Uitspraak
Datum uitspraak: 14 september 2022
BESTUURSRECHTSPRAAK
voorzitter
Raad van State
In deze zaak hebben appellanten, allen van Afghaanse nationaliteit, een verzoek ingediend bij de ministers van Defensie en Buitenlandse Zaken om hen te evacueren uit Afghanistan na de machtsovername door de Taliban op 15 augustus 2021. De Tweede Kamer heeft op 18 augustus 2021 een motie aangenomen, bekend als de motie Belhaj, waarin de regering werd verzocht om bepaalde groepen personen uit Afghanistan te evacueren en hen als risicogroep aan te merken voor asielaanvragen in Nederland. De rechtbank Den Haag heeft de beroepen van appellanten tegen het niet tijdig nemen van een besluit en een brief van 13 december 2021 niet-ontvankelijk verklaard, zonder inhoudelijke beoordeling van de beroepsgronden. Appellanten zijn het niet eens met deze uitspraak en hebben hoger beroep ingesteld.
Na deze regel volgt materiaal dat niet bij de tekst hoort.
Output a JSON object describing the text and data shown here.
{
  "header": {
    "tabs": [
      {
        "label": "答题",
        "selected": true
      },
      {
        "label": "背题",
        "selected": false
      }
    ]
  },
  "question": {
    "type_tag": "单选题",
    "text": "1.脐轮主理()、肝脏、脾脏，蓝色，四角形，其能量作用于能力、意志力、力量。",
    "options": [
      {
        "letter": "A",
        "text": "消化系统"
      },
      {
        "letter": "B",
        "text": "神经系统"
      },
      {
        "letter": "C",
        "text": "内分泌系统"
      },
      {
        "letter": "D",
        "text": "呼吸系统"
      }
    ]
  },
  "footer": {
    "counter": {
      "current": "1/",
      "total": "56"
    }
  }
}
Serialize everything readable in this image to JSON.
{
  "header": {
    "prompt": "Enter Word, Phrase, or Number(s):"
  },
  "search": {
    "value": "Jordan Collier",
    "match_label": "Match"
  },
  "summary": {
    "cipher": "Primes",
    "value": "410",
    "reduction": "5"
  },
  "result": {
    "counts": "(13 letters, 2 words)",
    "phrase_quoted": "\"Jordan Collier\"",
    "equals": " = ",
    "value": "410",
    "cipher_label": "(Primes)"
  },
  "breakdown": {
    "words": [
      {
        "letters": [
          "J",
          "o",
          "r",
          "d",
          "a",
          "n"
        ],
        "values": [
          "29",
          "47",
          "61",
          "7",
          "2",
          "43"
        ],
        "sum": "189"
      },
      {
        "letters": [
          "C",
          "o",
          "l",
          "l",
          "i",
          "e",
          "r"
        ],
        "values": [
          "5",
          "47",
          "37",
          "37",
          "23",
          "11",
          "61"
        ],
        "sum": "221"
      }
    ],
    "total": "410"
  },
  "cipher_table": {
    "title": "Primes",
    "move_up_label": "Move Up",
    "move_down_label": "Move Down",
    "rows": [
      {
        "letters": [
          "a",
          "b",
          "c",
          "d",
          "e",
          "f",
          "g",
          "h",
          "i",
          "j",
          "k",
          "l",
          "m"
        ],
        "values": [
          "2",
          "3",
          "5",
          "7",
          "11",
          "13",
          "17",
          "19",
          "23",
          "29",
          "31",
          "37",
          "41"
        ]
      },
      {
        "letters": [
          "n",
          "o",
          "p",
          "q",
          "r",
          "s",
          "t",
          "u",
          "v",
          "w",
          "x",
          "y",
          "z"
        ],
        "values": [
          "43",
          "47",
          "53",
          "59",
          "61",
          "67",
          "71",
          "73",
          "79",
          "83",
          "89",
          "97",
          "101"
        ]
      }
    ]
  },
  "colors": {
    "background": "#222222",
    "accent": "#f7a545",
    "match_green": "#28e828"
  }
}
De Afdeling bestuursrechtspraak van de Raad van State heeft in deze uitspraak geoordeeld dat de brief van 13 december 2021 een besluit is en dat de rechtbank ten onrechte heeft geoordeeld dat zij niet bevoegd was om het beroep te behandelen. De Afdeling heeft vastgesteld dat de projectdirecteur van het Ministerie van Defensie niet bevoegd was om het besluit te nemen en dat de minister van Buitenlandse Zaken de bevoegde autoriteit is. De uitspraak van de rechtbank is vernietigd, en de minister van Buitenlandse Zaken is opgedragen om binnen twee weken een nieuw besluit te nemen op de aanvraag van appellanten. De Afdeling heeft ook bepaald dat tegen dit nieuwe besluit slechts bij haar beroep kan worden ingesteld.
De uitspraak benadrukt de verantwoordelijkheden van de Nederlandse overheid ten aanzien van personen die in Afghanistan hebben gewerkt voor de Nederlandse missie en de noodzaak van rechtsbescherming in dergelijke situaties. De Afdeling heeft de proceskosten voor appellanten toegewezen aan de minister van Buitenlandse Zaken.